I didn't read every post, so I'm gonna try a blanket answer.
Lidar is regulated by the FDA, and as such, is not subject to the FCC guidelines that concern police radar. Those are the guidelines that make it a federal no-no to use an active radar jammer against police radar.
As far as the US goes, detectors are illegal only in Washington, D.C.; Virginia; commercial vehicles; and on military bases.
The phone-channel analogy: lidar operates on a wavelength of around 904 nm, since it uses light rather than radio waves. Radar is used on three bands - X (center, 10.525 GHz); K (center, 24.150 GHz), and Ka (33.4 - 36.0 GHz).

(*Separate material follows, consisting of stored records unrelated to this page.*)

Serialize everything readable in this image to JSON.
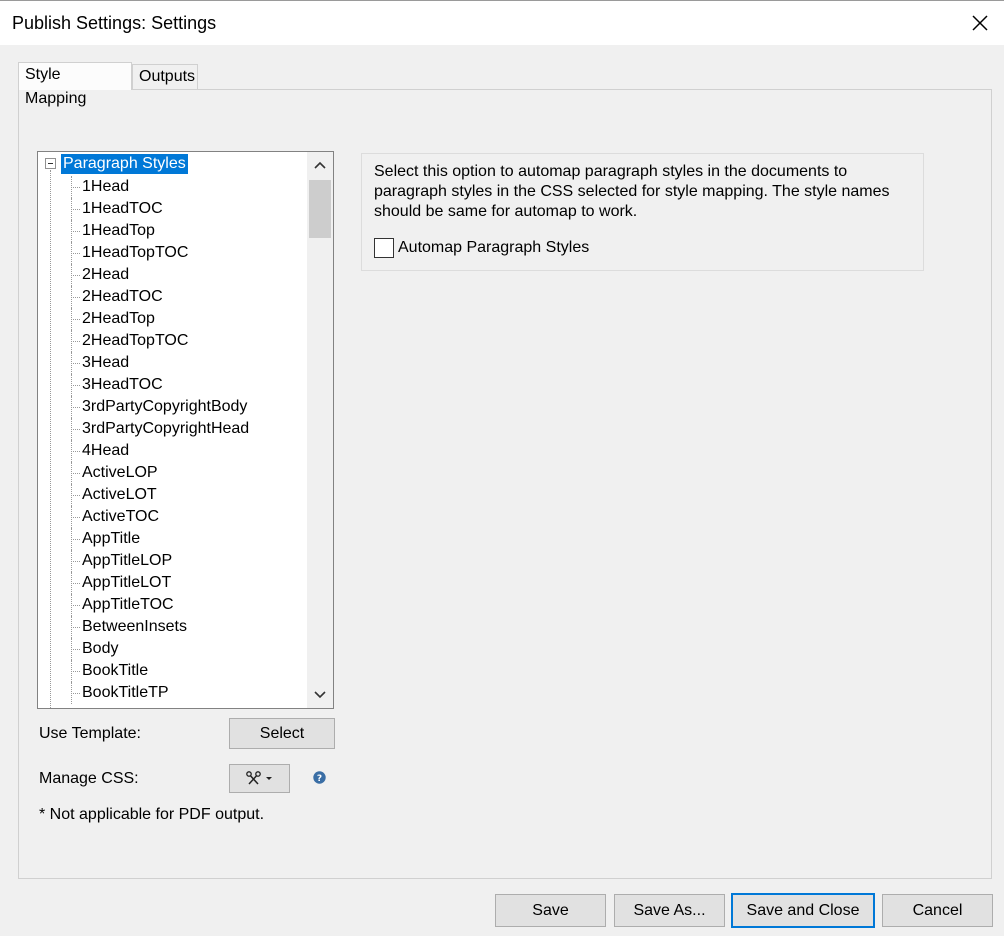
{
  "window": {
    "title": "Publish Settings: Settings"
  },
  "tabs": [
    {
      "label": "Style Mapping",
      "active": true
    },
    {
      "label": "Outputs",
      "active": false
    }
  ],
  "tree": {
    "root_label": "Paragraph Styles",
    "items": [
      "1Head",
      "1HeadTOC",
      "1HeadTop",
      "1HeadTopTOC",
      "2Head",
      "2HeadTOC",
      "2HeadTop",
      "2HeadTopTOC",
      "3Head",
      "3HeadTOC",
      "3rdPartyCopyrightBody",
      "3rdPartyCopyrightHead",
      "4Head",
      "ActiveLOP",
      "ActiveLOT",
      "ActiveTOC",
      "AppTitle",
      "AppTitleLOP",
      "AppTitleLOT",
      "AppTitleTOC",
      "BetweenInsets",
      "Body",
      "BookTitle",
      "BookTitleTP"
    ]
  },
  "left": {
    "use_template_label": "Use Template:",
    "select_button": "Select",
    "manage_css_label": "Manage CSS:",
    "note": "* Not applicable for PDF output."
  },
  "automap": {
    "description": "Select this option to automap paragraph styles in the documents to paragraph styles in the CSS selected for style mapping. The style names should be same for automap to work.",
    "checkbox_label": "Automap Paragraph Styles",
    "checked": false
  },
  "footer": {
    "save": "Save",
    "save_as": "Save As...",
    "save_and_close": "Save and Close",
    "cancel": "Cancel"
  },
  "colors": {
    "selection": "#0078d7",
    "help_icon": "#3a6ea5"
  }
}
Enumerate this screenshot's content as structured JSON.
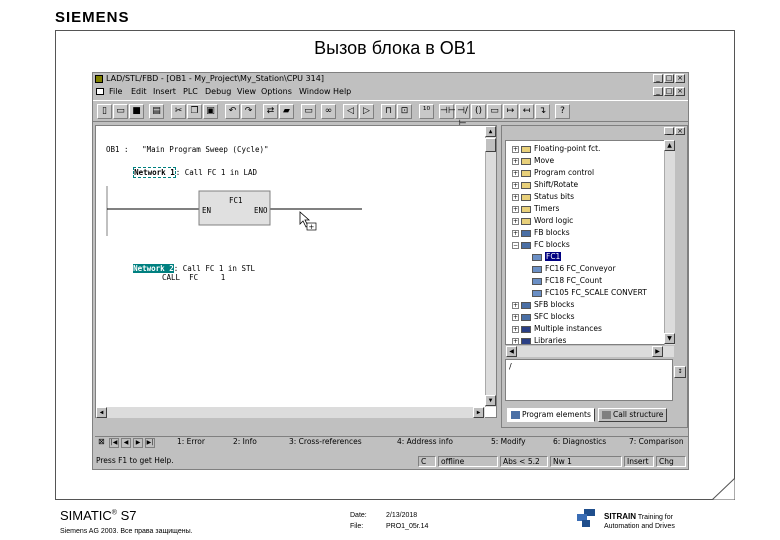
{
  "brand": "SIEMENS",
  "slide_title": "Вызов блока в OB1",
  "window": {
    "title": "LAD/STL/FBD  - [OB1  - My_Project\\My_Station\\CPU 314]",
    "menu": [
      "File",
      "Edit",
      "Insert",
      "PLC",
      "Debug",
      "View",
      "Options",
      "Window",
      "Help"
    ],
    "controls": [
      "_",
      "□",
      "×"
    ]
  },
  "editor": {
    "header": "OB1 :   \"Main Program Sweep (Cycle)\"",
    "network1_label": "Network 1",
    "network1_text": ": Call FC 1 in LAD",
    "block_name": "FC1",
    "pin_en": "EN",
    "pin_eno": "ENO",
    "network2_label": "Network 2",
    "network2_text": ": Call FC 1 in STL",
    "stl_line": "CALL  FC     1"
  },
  "catalog": {
    "items": [
      {
        "pm": "+",
        "label": "Floating-point fct."
      },
      {
        "pm": "+",
        "label": "Move"
      },
      {
        "pm": "+",
        "label": "Program control"
      },
      {
        "pm": "+",
        "label": "Shift/Rotate"
      },
      {
        "pm": "+",
        "label": "Status bits"
      },
      {
        "pm": "+",
        "label": "Timers"
      },
      {
        "pm": "+",
        "label": "Word logic"
      },
      {
        "pm": "+",
        "label": "FB blocks"
      },
      {
        "pm": "−",
        "label": "FC blocks"
      },
      {
        "pm": "",
        "label": "FC1"
      },
      {
        "pm": "",
        "label": "FC16   FC_Conveyor"
      },
      {
        "pm": "",
        "label": "FC18   FC_Count"
      },
      {
        "pm": "",
        "label": "FC105   FC_SCALE   CONVERT"
      },
      {
        "pm": "+",
        "label": "SFB blocks"
      },
      {
        "pm": "+",
        "label": "SFC blocks"
      },
      {
        "pm": "+",
        "label": "Multiple instances"
      },
      {
        "pm": "+",
        "label": "Libraries"
      }
    ],
    "info_text": "/",
    "tab_program": "Program elements",
    "tab_call": "Call structure"
  },
  "tabs": [
    "1: Error",
    "2: Info",
    "3: Cross-references",
    "4: Address info",
    "5: Modify",
    "6: Diagnostics",
    "7: Comparison"
  ],
  "status": {
    "hint": "Press F1 to get Help.",
    "c": "C",
    "mode": "offline",
    "abs": "Abs < 5.2",
    "nw": "Nw 1",
    "ins": "Insert",
    "chg": "Chg"
  },
  "footer": {
    "product": "SIMATIC",
    "reg": "®",
    "version": "S7",
    "copyright": "Siemens AG 2003. Все права защищены.",
    "date_label": "Date:",
    "date_value": "2/13/2018",
    "file_label": "File:",
    "file_value": "PRO1_05r.14",
    "sitrain_name": "SITRAIN",
    "sitrain_line1": "Training for",
    "sitrain_line2": "Automation and Drives"
  },
  "colors": {
    "window_gray": "#c0c0c0",
    "highlight_teal": "#008080",
    "selection_blue": "#000080"
  }
}
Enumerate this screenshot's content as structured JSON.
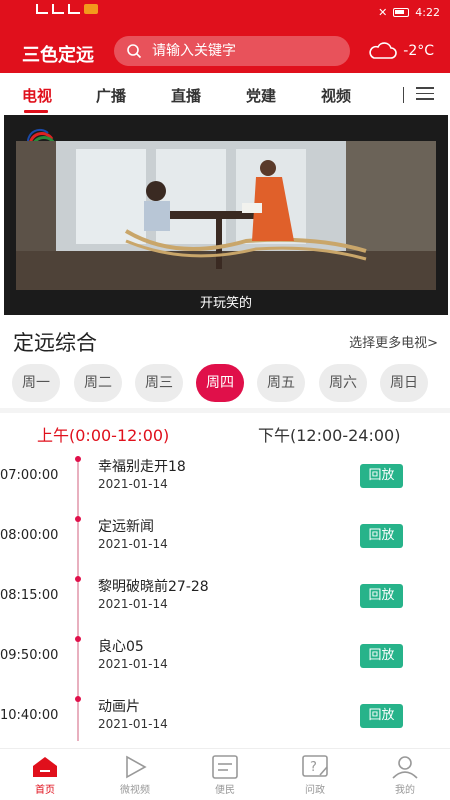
{
  "status_bar": {
    "time": "4:22"
  },
  "header": {
    "logo": "三色定远",
    "search_placeholder": "请输入关键字",
    "temperature": "-2°C"
  },
  "tabs": [
    {
      "label": "电视",
      "active": true
    },
    {
      "label": "广播"
    },
    {
      "label": "直播"
    },
    {
      "label": "党建"
    },
    {
      "label": "视频"
    }
  ],
  "video": {
    "subtitle": "开玩笑的"
  },
  "channel": {
    "title": "定远综合",
    "more": "选择更多电视>"
  },
  "days": [
    {
      "label": "周一"
    },
    {
      "label": "周二"
    },
    {
      "label": "周三"
    },
    {
      "label": "周四",
      "active": true
    },
    {
      "label": "周五"
    },
    {
      "label": "周六"
    },
    {
      "label": "周日"
    }
  ],
  "schedule": {
    "am_label": "上午(0:00-12:00)",
    "pm_label": "下午(12:00-24:00)",
    "programs": [
      {
        "time": "07:00:00",
        "name": "幸福别走开18",
        "date": "2021-01-14",
        "action": "回放"
      },
      {
        "time": "08:00:00",
        "name": "定远新闻",
        "date": "2021-01-14",
        "action": "回放"
      },
      {
        "time": "08:15:00",
        "name": "黎明破晓前27-28",
        "date": "2021-01-14",
        "action": "回放"
      },
      {
        "time": "09:50:00",
        "name": "良心05",
        "date": "2021-01-14",
        "action": "回放"
      },
      {
        "time": "10:40:00",
        "name": "动画片",
        "date": "2021-01-14",
        "action": "回放"
      }
    ]
  },
  "bottom_nav": [
    {
      "label": "首页",
      "icon": "home-icon",
      "active": true
    },
    {
      "label": "微视频",
      "icon": "play-icon"
    },
    {
      "label": "便民",
      "icon": "service-icon"
    },
    {
      "label": "问政",
      "icon": "question-icon"
    },
    {
      "label": "我的",
      "icon": "user-icon"
    }
  ],
  "colors": {
    "brand_red": "#e0101c",
    "accent_pink": "#e0104a",
    "replay_green": "#27b38a"
  }
}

Escort and Lidatek are both supposedly quite good; try websites like
www.speedzones.com /
www.radartest.com / (...) for others, since I'm not all up-to-date on the laser part of speed enforcement.
Ignore RMR (Rocky Mountain Radar). For Ka and supposed "jamming capability", they're generally considered useless.
Your tinted plate thing - I can see how it might reduce the effective range to your car from a police unit, but it's not going to do much of anything significant. Even jammers have that problem - they often aren't foolproof, and they surely aren't perfect, but they can buy you quite a bit of time to get down from extra-legal speeds. I think I read a report saying that what many of them did was cut the distance you could be clocked at by a large percentage. As far as complete jamming, I don't know, but I wouldn't count on it.